Not only do you have to match Google in relevance you'll actually have to implement your own BrowserBot just to download the pages. |
|
Google does malware detection. Not on every crawl, but a certain percentage of crawls. At my old social network site, they detected malware that must have come from ad/tracking networks because those pages had no UGC. This suggests they were using Windows virtual machines (among others) and very likely using browsers other than a heavily modified curl / wget and a headless Chrome.
They started crawling the JavaScript-rendered version of the web and AJAX schemes that use URL shebangs. This was explicit acknowledgement that they were running JavaScript and did advanced DOM parsing.

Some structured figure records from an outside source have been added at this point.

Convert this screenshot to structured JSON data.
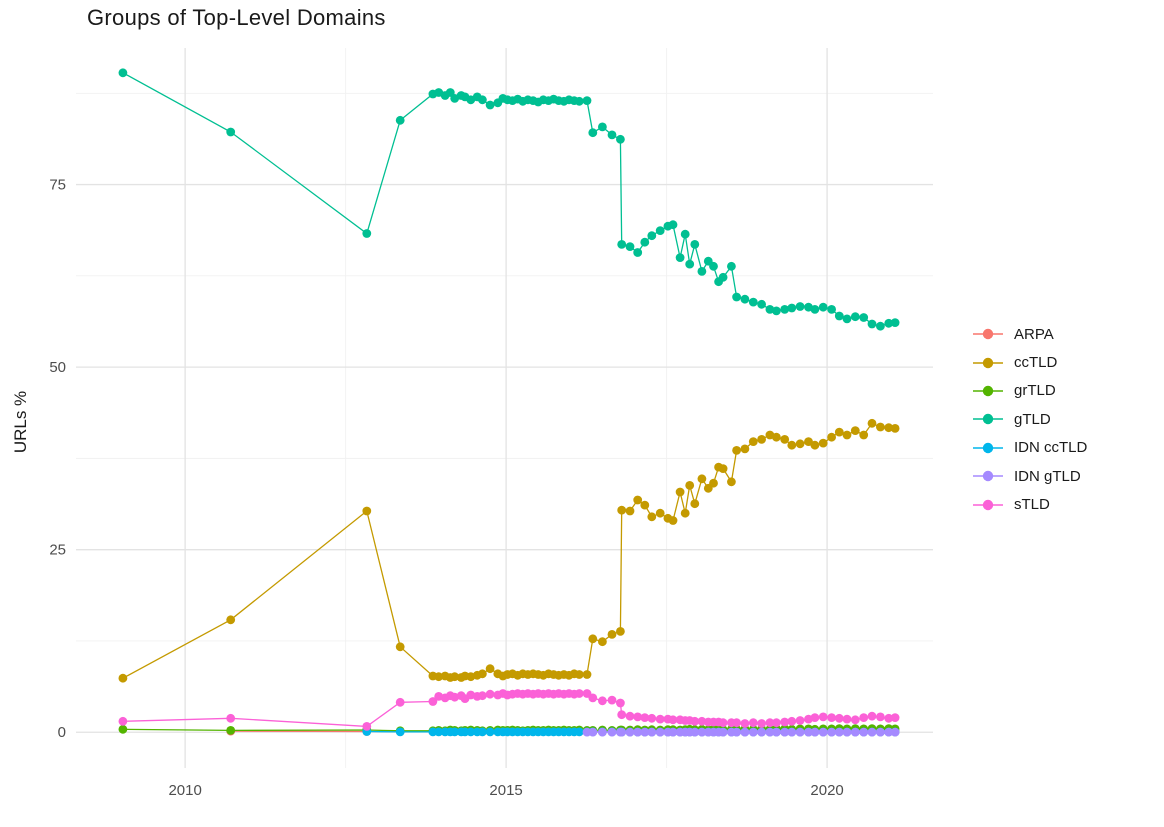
{
  "chart_data": {
    "type": "line",
    "title": "Groups of Top-Level Domains",
    "xlabel": "",
    "ylabel": "URLs %",
    "grid": true,
    "legend_position": "right",
    "x_axis": {
      "ticks": [
        2010,
        2015,
        2020
      ],
      "tick_labels": [
        "2010",
        "2015",
        "2020"
      ],
      "minor_ticks": [
        2012.5,
        2017.5
      ],
      "domain": [
        2008.3,
        2021.65
      ]
    },
    "y_axis": {
      "ticks": [
        0,
        25,
        50,
        75
      ],
      "tick_labels": [
        "0",
        "25",
        "50",
        "75"
      ],
      "minor_ticks": [
        12.5,
        37.5,
        62.5,
        87.5
      ],
      "domain": [
        -4.9,
        93.7
      ]
    },
    "series": [
      {
        "name": "ARPA",
        "color": "#F8766D",
        "x": [
          2010.71,
          2012.83,
          2013.35,
          2013.86,
          2013.95,
          2014.05,
          2014.13,
          2014.2,
          2014.3,
          2014.36,
          2014.45,
          2014.55,
          2014.63,
          2014.75,
          2014.87,
          2014.95,
          2015.02,
          2015.1,
          2015.18,
          2015.26,
          2015.34,
          2015.42,
          2015.5,
          2015.58,
          2015.66,
          2015.74,
          2015.82,
          2015.9,
          2015.98,
          2016.06,
          2016.14,
          2016.26,
          2016.35,
          2016.5,
          2016.65,
          2016.78,
          2016.8,
          2016.93,
          2017.05,
          2017.16,
          2017.27,
          2017.4,
          2017.52,
          2017.6,
          2017.71,
          2017.79,
          2017.86,
          2017.94,
          2018.05,
          2018.15,
          2018.23,
          2018.31,
          2018.38,
          2018.51,
          2018.59,
          2018.72,
          2018.85,
          2018.98,
          2019.11,
          2019.21,
          2019.34,
          2019.45,
          2019.58,
          2019.71,
          2019.81,
          2019.94,
          2020.07,
          2020.19,
          2020.31,
          2020.44,
          2020.57,
          2020.7,
          2020.83,
          2020.96,
          2021.06
        ],
        "y": [
          0.15,
          0.1,
          0.1,
          0.07,
          0.07,
          0.07,
          0.07,
          0.07,
          0.07,
          0.07,
          0.07,
          0.07,
          0.07,
          0.07,
          0.07,
          0.07,
          0.07,
          0.07,
          0.07,
          0.07,
          0.07,
          0.07,
          0.07,
          0.07,
          0.07,
          0.07,
          0.07,
          0.07,
          0.07,
          0.07,
          0.07,
          0.07,
          0.07,
          0.07,
          0.07,
          0.07,
          0.05,
          0.05,
          0.05,
          0.05,
          0.05,
          0.05,
          0.05,
          0.05,
          0.05,
          0.05,
          0.05,
          0.05,
          0.05,
          0.05,
          0.05,
          0.05,
          0.05,
          0.05,
          0.05,
          0.05,
          0.05,
          0.05,
          0.05,
          0.05,
          0.05,
          0.05,
          0.05,
          0.05,
          0.05,
          0.05,
          0.05,
          0.05,
          0.05,
          0.05,
          0.05,
          0.05,
          0.05,
          0.05,
          0.05
        ]
      },
      {
        "name": "ccTLD",
        "color": "#C49A00",
        "x": [
          2009.03,
          2010.71,
          2012.83,
          2013.35,
          2013.86,
          2013.95,
          2014.05,
          2014.13,
          2014.2,
          2014.3,
          2014.36,
          2014.45,
          2014.55,
          2014.63,
          2014.75,
          2014.87,
          2014.95,
          2015.02,
          2015.1,
          2015.18,
          2015.26,
          2015.34,
          2015.42,
          2015.5,
          2015.58,
          2015.66,
          2015.74,
          2015.82,
          2015.9,
          2015.98,
          2016.06,
          2016.14,
          2016.26,
          2016.35,
          2016.5,
          2016.65,
          2016.78,
          2016.8,
          2016.93,
          2017.05,
          2017.16,
          2017.27,
          2017.4,
          2017.52,
          2017.6,
          2017.71,
          2017.79,
          2017.86,
          2017.94,
          2018.05,
          2018.15,
          2018.23,
          2018.31,
          2018.38,
          2018.51,
          2018.59,
          2018.72,
          2018.85,
          2018.98,
          2019.11,
          2019.21,
          2019.34,
          2019.45,
          2019.58,
          2019.71,
          2019.81,
          2019.94,
          2020.07,
          2020.19,
          2020.31,
          2020.44,
          2020.57,
          2020.7,
          2020.83,
          2020.96,
          2021.06
        ],
        "y": [
          7.4,
          15.4,
          30.3,
          11.7,
          7.7,
          7.6,
          7.7,
          7.5,
          7.6,
          7.5,
          7.7,
          7.6,
          7.8,
          8.0,
          8.7,
          8.0,
          7.7,
          7.9,
          8.0,
          7.8,
          8.0,
          7.9,
          8.0,
          7.9,
          7.8,
          8.0,
          7.9,
          7.8,
          7.9,
          7.8,
          8.0,
          7.9,
          7.9,
          12.8,
          12.4,
          13.4,
          13.8,
          30.4,
          30.3,
          31.8,
          31.1,
          29.5,
          30.0,
          29.3,
          29.0,
          32.9,
          30.0,
          33.8,
          31.3,
          34.7,
          33.4,
          34.1,
          36.3,
          36.1,
          34.3,
          38.6,
          38.8,
          39.8,
          40.1,
          40.7,
          40.4,
          40.1,
          39.3,
          39.5,
          39.8,
          39.3,
          39.6,
          40.4,
          41.1,
          40.7,
          41.3,
          40.7,
          42.3,
          41.8,
          41.7,
          41.6
        ]
      },
      {
        "name": "grTLD",
        "color": "#53B400",
        "x": [
          2009.03,
          2010.71,
          2012.83,
          2013.35,
          2013.86,
          2013.95,
          2014.05,
          2014.13,
          2014.2,
          2014.3,
          2014.36,
          2014.45,
          2014.55,
          2014.63,
          2014.75,
          2014.87,
          2014.95,
          2015.02,
          2015.1,
          2015.18,
          2015.26,
          2015.34,
          2015.42,
          2015.5,
          2015.58,
          2015.66,
          2015.74,
          2015.82,
          2015.9,
          2015.98,
          2016.06,
          2016.14,
          2016.26,
          2016.35,
          2016.5,
          2016.65,
          2016.78,
          2016.8,
          2016.93,
          2017.05,
          2017.16,
          2017.27,
          2017.4,
          2017.52,
          2017.6,
          2017.71,
          2017.79,
          2017.86,
          2017.94,
          2018.05,
          2018.15,
          2018.23,
          2018.31,
          2018.38,
          2018.51,
          2018.59,
          2018.72,
          2018.85,
          2018.98,
          2019.11,
          2019.21,
          2019.34,
          2019.45,
          2019.58,
          2019.71,
          2019.81,
          2019.94,
          2020.07,
          2020.19,
          2020.31,
          2020.44,
          2020.57,
          2020.7,
          2020.83,
          2020.96,
          2021.06
        ],
        "y": [
          0.4,
          0.25,
          0.3,
          0.2,
          0.2,
          0.25,
          0.2,
          0.3,
          0.25,
          0.2,
          0.25,
          0.3,
          0.25,
          0.2,
          0.25,
          0.3,
          0.25,
          0.25,
          0.3,
          0.25,
          0.2,
          0.25,
          0.3,
          0.25,
          0.25,
          0.3,
          0.25,
          0.25,
          0.3,
          0.25,
          0.25,
          0.3,
          0.25,
          0.25,
          0.3,
          0.25,
          0.3,
          0.3,
          0.3,
          0.35,
          0.3,
          0.35,
          0.3,
          0.35,
          0.35,
          0.3,
          0.35,
          0.4,
          0.35,
          0.4,
          0.35,
          0.4,
          0.4,
          0.35,
          0.4,
          0.4,
          0.45,
          0.4,
          0.45,
          0.4,
          0.45,
          0.45,
          0.4,
          0.45,
          0.45,
          0.4,
          0.45,
          0.45,
          0.5,
          0.45,
          0.5,
          0.45,
          0.5,
          0.45,
          0.5,
          0.45
        ]
      },
      {
        "name": "gTLD",
        "color": "#00BF92",
        "x": [
          2009.03,
          2010.71,
          2012.83,
          2013.35,
          2013.86,
          2013.95,
          2014.05,
          2014.13,
          2014.2,
          2014.3,
          2014.36,
          2014.45,
          2014.55,
          2014.63,
          2014.75,
          2014.87,
          2014.95,
          2015.02,
          2015.1,
          2015.18,
          2015.26,
          2015.34,
          2015.42,
          2015.5,
          2015.58,
          2015.66,
          2015.74,
          2015.82,
          2015.9,
          2015.98,
          2016.06,
          2016.14,
          2016.26,
          2016.35,
          2016.5,
          2016.65,
          2016.78,
          2016.8,
          2016.93,
          2017.05,
          2017.16,
          2017.27,
          2017.4,
          2017.52,
          2017.6,
          2017.71,
          2017.79,
          2017.86,
          2017.94,
          2018.05,
          2018.15,
          2018.23,
          2018.31,
          2018.38,
          2018.51,
          2018.59,
          2018.72,
          2018.85,
          2018.98,
          2019.11,
          2019.21,
          2019.34,
          2019.45,
          2019.58,
          2019.71,
          2019.81,
          2019.94,
          2020.07,
          2020.19,
          2020.31,
          2020.44,
          2020.57,
          2020.7,
          2020.83,
          2020.96,
          2021.06
        ],
        "y": [
          90.3,
          82.2,
          68.3,
          83.8,
          87.4,
          87.6,
          87.2,
          87.6,
          86.8,
          87.2,
          87.0,
          86.6,
          87.0,
          86.6,
          85.9,
          86.2,
          86.8,
          86.6,
          86.5,
          86.7,
          86.4,
          86.6,
          86.5,
          86.3,
          86.6,
          86.5,
          86.7,
          86.5,
          86.4,
          86.6,
          86.5,
          86.4,
          86.5,
          82.1,
          82.9,
          81.8,
          81.2,
          66.8,
          66.5,
          65.7,
          67.1,
          68.0,
          68.7,
          69.3,
          69.5,
          65.0,
          68.2,
          64.1,
          66.8,
          63.1,
          64.5,
          63.8,
          61.7,
          62.3,
          63.8,
          59.6,
          59.3,
          58.9,
          58.6,
          57.9,
          57.7,
          57.9,
          58.1,
          58.3,
          58.2,
          57.9,
          58.2,
          57.9,
          57.0,
          56.6,
          56.9,
          56.8,
          55.9,
          55.6,
          56.0,
          56.1
        ]
      },
      {
        "name": "IDN ccTLD",
        "color": "#00B6EB",
        "x": [
          2012.83,
          2013.35,
          2013.86,
          2013.95,
          2014.05,
          2014.13,
          2014.2,
          2014.3,
          2014.36,
          2014.45,
          2014.55,
          2014.63,
          2014.75,
          2014.87,
          2014.95,
          2015.02,
          2015.1,
          2015.18,
          2015.26,
          2015.34,
          2015.42,
          2015.5,
          2015.58,
          2015.66,
          2015.74,
          2015.82,
          2015.9,
          2015.98,
          2016.06,
          2016.14,
          2016.26,
          2016.35,
          2016.5,
          2016.65,
          2016.78,
          2016.8,
          2016.93,
          2017.05,
          2017.16,
          2017.27,
          2017.4,
          2017.52,
          2017.6,
          2017.71,
          2017.79,
          2017.86,
          2017.94,
          2018.05,
          2018.15,
          2018.23,
          2018.31,
          2018.38,
          2018.51,
          2018.59,
          2018.72,
          2018.85,
          2018.98,
          2019.11,
          2019.21,
          2019.34,
          2019.45,
          2019.58,
          2019.71,
          2019.81,
          2019.94,
          2020.07,
          2020.19,
          2020.31,
          2020.44,
          2020.57,
          2020.7,
          2020.83,
          2020.96,
          2021.06
        ],
        "y": [
          0.1,
          0.05,
          0.04,
          0.04,
          0.04,
          0.04,
          0.04,
          0.04,
          0.04,
          0.04,
          0.04,
          0.04,
          0.04,
          0.04,
          0.04,
          0.04,
          0.04,
          0.04,
          0.04,
          0.04,
          0.04,
          0.04,
          0.04,
          0.04,
          0.04,
          0.04,
          0.04,
          0.04,
          0.04,
          0.04,
          0.04,
          0.04,
          0.04,
          0.04,
          0.04,
          0.03,
          0.03,
          0.03,
          0.03,
          0.03,
          0.03,
          0.03,
          0.03,
          0.03,
          0.03,
          0.03,
          0.03,
          0.03,
          0.03,
          0.03,
          0.03,
          0.03,
          0.03,
          0.03,
          0.03,
          0.03,
          0.03,
          0.03,
          0.03,
          0.03,
          0.03,
          0.03,
          0.03,
          0.03,
          0.03,
          0.03,
          0.03,
          0.03,
          0.03,
          0.03,
          0.03,
          0.03,
          0.03,
          0.03
        ]
      },
      {
        "name": "IDN gTLD",
        "color": "#A58AFF",
        "x": [
          2016.26,
          2016.35,
          2016.5,
          2016.65,
          2016.78,
          2016.8,
          2016.93,
          2017.05,
          2017.16,
          2017.27,
          2017.4,
          2017.52,
          2017.6,
          2017.71,
          2017.79,
          2017.86,
          2017.94,
          2018.05,
          2018.15,
          2018.23,
          2018.31,
          2018.38,
          2018.51,
          2018.59,
          2018.72,
          2018.85,
          2018.98,
          2019.11,
          2019.21,
          2019.34,
          2019.45,
          2019.58,
          2019.71,
          2019.81,
          2019.94,
          2020.07,
          2020.19,
          2020.31,
          2020.44,
          2020.57,
          2020.7,
          2020.83,
          2020.96,
          2021.06
        ],
        "y": [
          0.02,
          0.02,
          0.02,
          0.02,
          0.02,
          0.02,
          0.02,
          0.02,
          0.02,
          0.02,
          0.02,
          0.02,
          0.02,
          0.02,
          0.02,
          0.02,
          0.02,
          0.02,
          0.02,
          0.02,
          0.02,
          0.02,
          0.02,
          0.02,
          0.02,
          0.02,
          0.02,
          0.02,
          0.02,
          0.02,
          0.02,
          0.02,
          0.02,
          0.02,
          0.02,
          0.02,
          0.02,
          0.02,
          0.02,
          0.02,
          0.02,
          0.02,
          0.02,
          0.02
        ]
      },
      {
        "name": "sTLD",
        "color": "#FB61D7",
        "x": [
          2009.03,
          2010.71,
          2012.83,
          2013.35,
          2013.86,
          2013.95,
          2014.05,
          2014.13,
          2014.2,
          2014.3,
          2014.36,
          2014.45,
          2014.55,
          2014.63,
          2014.75,
          2014.87,
          2014.95,
          2015.02,
          2015.1,
          2015.18,
          2015.26,
          2015.34,
          2015.42,
          2015.5,
          2015.58,
          2015.66,
          2015.74,
          2015.82,
          2015.9,
          2015.98,
          2016.06,
          2016.14,
          2016.26,
          2016.35,
          2016.5,
          2016.65,
          2016.78,
          2016.8,
          2016.93,
          2017.05,
          2017.16,
          2017.27,
          2017.4,
          2017.52,
          2017.6,
          2017.71,
          2017.79,
          2017.86,
          2017.94,
          2018.05,
          2018.15,
          2018.23,
          2018.31,
          2018.38,
          2018.51,
          2018.59,
          2018.72,
          2018.85,
          2018.98,
          2019.11,
          2019.21,
          2019.34,
          2019.45,
          2019.58,
          2019.71,
          2019.81,
          2019.94,
          2020.07,
          2020.19,
          2020.31,
          2020.44,
          2020.57,
          2020.7,
          2020.83,
          2020.96,
          2021.06
        ],
        "y": [
          1.5,
          1.9,
          0.8,
          4.1,
          4.2,
          4.9,
          4.7,
          5.0,
          4.8,
          5.0,
          4.6,
          5.1,
          4.9,
          5.0,
          5.2,
          5.1,
          5.3,
          5.1,
          5.2,
          5.3,
          5.2,
          5.3,
          5.2,
          5.3,
          5.2,
          5.3,
          5.2,
          5.3,
          5.2,
          5.3,
          5.2,
          5.3,
          5.3,
          4.7,
          4.3,
          4.4,
          4.0,
          2.4,
          2.2,
          2.1,
          2.0,
          1.9,
          1.8,
          1.8,
          1.7,
          1.7,
          1.6,
          1.6,
          1.5,
          1.5,
          1.4,
          1.4,
          1.4,
          1.3,
          1.3,
          1.3,
          1.2,
          1.3,
          1.2,
          1.3,
          1.3,
          1.4,
          1.5,
          1.6,
          1.8,
          2.0,
          2.1,
          2.0,
          1.9,
          1.8,
          1.7,
          2.0,
          2.2,
          2.1,
          1.9,
          2.0
        ]
      }
    ]
  },
  "colors": {
    "background": "#ffffff",
    "grid_major": "#e3e3e3",
    "grid_minor": "#f1f1f1",
    "axis_text": "#4d4d4d",
    "title_text": "#1a1a1a"
  }
}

They have always told people that cloaking (either to Google crawler IP blocks, user-agent, or by other means) content is a violation and they actively punished it. This suggests they do content detection and likely execute JavaScript to detect if extra scripts change the content of the page for clients that don't appear to be Googlebot.
They have long had measures in place to detect invisible text (eg. white text on white background) or hidden text (where HTML elements are styled over other HTML elements). This suggests both CSS rendering and JS rendering.